Quarrying & Mining Magazine
Last Word

Aunty Netta dispatches from Japan

Netta Burnside experiences more than used-machine buying at her most recent auction in Japan.

If there is ever a country you want to be banged up in hospital, it is Japan. With an extremely painful, late night stomach and back ache, and a suspected appendicitis, my hotel room was suddenly crammed like a Fokker 50 enroute from the Islands with what seemed like more ambos and Drs than the NZ health system employs.

My Japanese does not extend much beyond speaking YEN, basic pleasantries and ordering beer, and the Japanese Emergency Medical Technicians spoke even less English.

A shy young boy who worked at my hotel as a late night water delivery person was called in to translate. After much chatter, I was loaded onto what felt like a flat rack, and shoved into the back of a very old, but exceptionally tidy, ambulance. The only thing with less hours on the clock than heavy machinery in Japan are their seldom used ambulances.

Meantime, the EMT staff numbers grew and I had six people in the ambulance with me, with a random new dude now on board; I swear he was just walking past and saw a good selfie opportunity.

But, the hospital service – oh my word, it was first world and fast and no one asked what ethnicity I was, or how I identified.
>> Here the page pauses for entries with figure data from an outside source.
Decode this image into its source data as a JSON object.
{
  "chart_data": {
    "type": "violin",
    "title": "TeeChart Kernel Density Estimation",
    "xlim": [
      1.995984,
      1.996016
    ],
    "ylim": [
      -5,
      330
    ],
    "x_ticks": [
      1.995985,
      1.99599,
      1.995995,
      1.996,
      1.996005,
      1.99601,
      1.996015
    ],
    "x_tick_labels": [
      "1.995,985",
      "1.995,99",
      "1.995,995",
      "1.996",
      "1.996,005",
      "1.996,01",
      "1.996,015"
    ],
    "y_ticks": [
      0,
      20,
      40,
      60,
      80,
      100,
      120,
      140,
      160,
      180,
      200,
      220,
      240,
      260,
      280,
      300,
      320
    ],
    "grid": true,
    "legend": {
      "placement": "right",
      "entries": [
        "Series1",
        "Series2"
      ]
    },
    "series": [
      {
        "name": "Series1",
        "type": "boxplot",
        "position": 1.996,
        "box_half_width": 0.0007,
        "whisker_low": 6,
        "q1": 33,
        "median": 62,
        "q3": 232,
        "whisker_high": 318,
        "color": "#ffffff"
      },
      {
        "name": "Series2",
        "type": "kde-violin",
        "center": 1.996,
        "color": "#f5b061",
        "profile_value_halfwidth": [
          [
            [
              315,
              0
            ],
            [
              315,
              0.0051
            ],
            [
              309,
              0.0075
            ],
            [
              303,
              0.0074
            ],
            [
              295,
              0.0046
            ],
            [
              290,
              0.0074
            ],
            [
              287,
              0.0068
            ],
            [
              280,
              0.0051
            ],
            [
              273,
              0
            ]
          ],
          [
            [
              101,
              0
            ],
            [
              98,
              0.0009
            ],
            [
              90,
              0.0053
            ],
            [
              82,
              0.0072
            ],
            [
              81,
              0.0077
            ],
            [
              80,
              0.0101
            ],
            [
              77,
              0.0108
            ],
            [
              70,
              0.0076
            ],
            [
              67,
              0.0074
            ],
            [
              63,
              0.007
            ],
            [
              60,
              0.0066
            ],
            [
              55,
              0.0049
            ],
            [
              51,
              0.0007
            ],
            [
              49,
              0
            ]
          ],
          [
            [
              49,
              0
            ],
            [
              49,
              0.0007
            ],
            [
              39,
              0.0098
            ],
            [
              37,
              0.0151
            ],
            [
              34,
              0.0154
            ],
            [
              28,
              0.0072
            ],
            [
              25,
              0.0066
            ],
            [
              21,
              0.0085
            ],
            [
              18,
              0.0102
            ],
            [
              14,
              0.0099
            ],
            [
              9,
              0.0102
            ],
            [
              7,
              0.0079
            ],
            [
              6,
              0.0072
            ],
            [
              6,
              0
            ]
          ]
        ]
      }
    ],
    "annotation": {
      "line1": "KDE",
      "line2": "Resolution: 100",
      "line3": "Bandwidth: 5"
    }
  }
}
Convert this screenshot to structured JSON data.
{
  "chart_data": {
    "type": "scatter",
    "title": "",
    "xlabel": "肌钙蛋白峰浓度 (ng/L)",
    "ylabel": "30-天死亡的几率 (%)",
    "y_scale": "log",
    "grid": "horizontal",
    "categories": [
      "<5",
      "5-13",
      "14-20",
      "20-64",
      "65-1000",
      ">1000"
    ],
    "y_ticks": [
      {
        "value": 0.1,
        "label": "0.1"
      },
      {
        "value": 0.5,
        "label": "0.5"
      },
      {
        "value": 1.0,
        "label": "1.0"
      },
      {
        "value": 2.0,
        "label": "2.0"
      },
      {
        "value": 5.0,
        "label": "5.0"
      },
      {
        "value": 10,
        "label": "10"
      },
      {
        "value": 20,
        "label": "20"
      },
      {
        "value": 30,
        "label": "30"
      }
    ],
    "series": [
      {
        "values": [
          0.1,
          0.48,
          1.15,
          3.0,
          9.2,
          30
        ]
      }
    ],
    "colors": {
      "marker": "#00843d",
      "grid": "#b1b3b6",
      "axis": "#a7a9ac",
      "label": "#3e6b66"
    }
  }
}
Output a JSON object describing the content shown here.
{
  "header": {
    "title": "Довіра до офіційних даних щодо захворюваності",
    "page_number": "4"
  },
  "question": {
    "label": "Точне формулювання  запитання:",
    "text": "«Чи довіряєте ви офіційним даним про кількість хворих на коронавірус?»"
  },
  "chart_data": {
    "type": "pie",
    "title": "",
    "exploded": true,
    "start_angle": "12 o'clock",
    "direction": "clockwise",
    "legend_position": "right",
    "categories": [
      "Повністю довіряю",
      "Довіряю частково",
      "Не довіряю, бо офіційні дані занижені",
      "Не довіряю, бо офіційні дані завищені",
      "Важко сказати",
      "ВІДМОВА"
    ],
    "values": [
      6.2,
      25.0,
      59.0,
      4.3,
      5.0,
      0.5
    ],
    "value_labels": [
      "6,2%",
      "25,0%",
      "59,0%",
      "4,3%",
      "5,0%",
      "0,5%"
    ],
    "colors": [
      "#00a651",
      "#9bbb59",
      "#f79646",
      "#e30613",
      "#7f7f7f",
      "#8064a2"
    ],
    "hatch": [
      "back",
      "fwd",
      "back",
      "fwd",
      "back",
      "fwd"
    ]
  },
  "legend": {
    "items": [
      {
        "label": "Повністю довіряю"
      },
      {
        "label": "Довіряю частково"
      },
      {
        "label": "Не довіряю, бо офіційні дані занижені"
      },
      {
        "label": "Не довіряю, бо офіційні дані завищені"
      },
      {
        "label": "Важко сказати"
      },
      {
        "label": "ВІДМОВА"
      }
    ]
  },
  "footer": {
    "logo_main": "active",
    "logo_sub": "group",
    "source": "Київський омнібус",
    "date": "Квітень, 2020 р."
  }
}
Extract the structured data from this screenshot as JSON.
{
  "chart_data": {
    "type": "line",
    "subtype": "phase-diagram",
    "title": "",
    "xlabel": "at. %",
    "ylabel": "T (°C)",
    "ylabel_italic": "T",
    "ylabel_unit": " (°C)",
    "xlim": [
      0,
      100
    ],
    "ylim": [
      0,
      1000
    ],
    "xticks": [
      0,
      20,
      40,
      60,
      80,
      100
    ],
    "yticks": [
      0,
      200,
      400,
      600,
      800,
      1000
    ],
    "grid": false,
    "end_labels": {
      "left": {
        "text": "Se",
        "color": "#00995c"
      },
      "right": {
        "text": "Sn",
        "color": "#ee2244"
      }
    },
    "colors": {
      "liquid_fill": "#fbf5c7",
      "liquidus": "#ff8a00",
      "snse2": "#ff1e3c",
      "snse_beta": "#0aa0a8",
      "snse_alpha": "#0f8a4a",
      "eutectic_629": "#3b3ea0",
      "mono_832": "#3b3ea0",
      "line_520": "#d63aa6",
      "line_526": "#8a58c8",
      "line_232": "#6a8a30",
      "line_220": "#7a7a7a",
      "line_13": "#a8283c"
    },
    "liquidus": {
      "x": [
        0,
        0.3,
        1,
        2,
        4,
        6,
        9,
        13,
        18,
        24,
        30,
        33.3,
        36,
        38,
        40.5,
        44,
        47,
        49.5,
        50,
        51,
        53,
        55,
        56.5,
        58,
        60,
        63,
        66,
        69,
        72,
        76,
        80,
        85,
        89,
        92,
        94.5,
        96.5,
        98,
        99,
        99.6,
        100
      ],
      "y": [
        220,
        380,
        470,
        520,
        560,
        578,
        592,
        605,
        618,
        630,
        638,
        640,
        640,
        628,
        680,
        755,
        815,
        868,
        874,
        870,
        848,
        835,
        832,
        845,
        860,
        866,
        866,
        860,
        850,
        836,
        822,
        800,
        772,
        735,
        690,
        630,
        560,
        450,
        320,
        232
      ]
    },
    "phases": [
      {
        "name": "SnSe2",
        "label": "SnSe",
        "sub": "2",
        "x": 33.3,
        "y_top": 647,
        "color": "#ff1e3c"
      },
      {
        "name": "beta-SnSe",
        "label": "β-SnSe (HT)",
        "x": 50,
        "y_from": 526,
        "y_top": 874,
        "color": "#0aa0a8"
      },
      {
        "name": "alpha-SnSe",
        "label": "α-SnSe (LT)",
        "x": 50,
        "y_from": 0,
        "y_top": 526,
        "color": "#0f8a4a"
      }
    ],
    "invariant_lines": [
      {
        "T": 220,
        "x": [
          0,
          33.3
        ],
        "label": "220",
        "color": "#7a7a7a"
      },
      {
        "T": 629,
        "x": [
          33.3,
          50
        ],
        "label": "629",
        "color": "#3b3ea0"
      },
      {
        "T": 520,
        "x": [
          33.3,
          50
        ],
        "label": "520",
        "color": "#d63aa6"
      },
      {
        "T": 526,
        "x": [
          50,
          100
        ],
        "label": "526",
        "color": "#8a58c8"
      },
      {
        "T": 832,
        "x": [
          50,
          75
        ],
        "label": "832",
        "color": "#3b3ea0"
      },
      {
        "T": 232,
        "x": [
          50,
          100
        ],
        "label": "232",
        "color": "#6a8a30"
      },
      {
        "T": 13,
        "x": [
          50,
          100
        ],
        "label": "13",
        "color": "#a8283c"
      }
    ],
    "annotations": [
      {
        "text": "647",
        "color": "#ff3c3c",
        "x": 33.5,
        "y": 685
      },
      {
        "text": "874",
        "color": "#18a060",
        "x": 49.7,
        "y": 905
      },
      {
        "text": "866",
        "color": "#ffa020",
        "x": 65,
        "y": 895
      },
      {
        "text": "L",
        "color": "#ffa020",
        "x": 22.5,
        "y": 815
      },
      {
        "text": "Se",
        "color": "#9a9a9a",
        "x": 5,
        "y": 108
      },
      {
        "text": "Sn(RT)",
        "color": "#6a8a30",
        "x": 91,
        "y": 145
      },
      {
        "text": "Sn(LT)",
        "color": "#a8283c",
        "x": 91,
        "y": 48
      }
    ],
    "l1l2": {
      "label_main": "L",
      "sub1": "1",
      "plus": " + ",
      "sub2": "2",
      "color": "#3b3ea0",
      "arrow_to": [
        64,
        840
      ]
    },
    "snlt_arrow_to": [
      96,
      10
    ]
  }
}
I went through triage, had a CT scan, and a painkiller drip inserted in my arm in 20 minutes, with my young, hotel water boy translating politely and blushing immensely when he had to say …”you need to take a piss”.

Everyone was excited about my stomach cramps because the Japanese don’t really get sick; they are disciplined and healthy, and appear not to rely on an emergency service as much as we do. Being the only patient in the Emergency Department and being non-Japanese, was a bit of a novelty with the ‘selfie’ dude still in on the action. At one stage he gave me a blanket and asked questions in some sort of Pigeon Papiamento.

Their health system is like everything else in Japan, structured, organised, timely to the point of being almost militant, and the reason why we love their used machines so much. Everything is taken care of properly from the start.

The auctions themselves were another round of high prices, and we scrapped over the nice low-hour machines.

The buying was ‘civil’ and mostly about good friendly competition. Not like my first auction visit to Yokohama 20-ish years ago when I decided to make friends with the two Russian buyers who would not engage with anyone. I saw this as a challenge.

Naive AF, I tried everything to get them to talk to me. After three days of getting nowhere, I sat beside the first man mountain Boris who wore a black leather trench. I thought he was super cool! Anywho (Netta-speak for anyhow), I excitedly announced I wanted to buy the next machine – a D5 dozer for Alan Brownell.

Boris turns to me and finally speaks …”Nyet, my bulldozer”. I was ecstatic that he finally broke the icy Siberian silence and I tried to explain why I liked the machine. He stopped me mid babble, put a finger in the air waving it slowly side to side and repeated; “Nyet my bulldozer”. At the same time he pulls back his trench to show me his ‘piece’ … (think handgun – Ed)

I bought Alan another D5 at a different auction. That was a one-off, but there were a bunch of Nigerians who got booted out of an auction a few years ago because they insisted on showing me their ‘pieces’ and they weren’t handguns under trench coats.

The auction this time proved tough getting the good gear because of the backlog demand for new machines around the world.

Speaking of backlogs – I was discharged from the hospital that night with antibiotics, painkillers, a bill of 90,000 YEN ($1000) and my appendix still in place. It turns out too much eating out can also cause a backlog.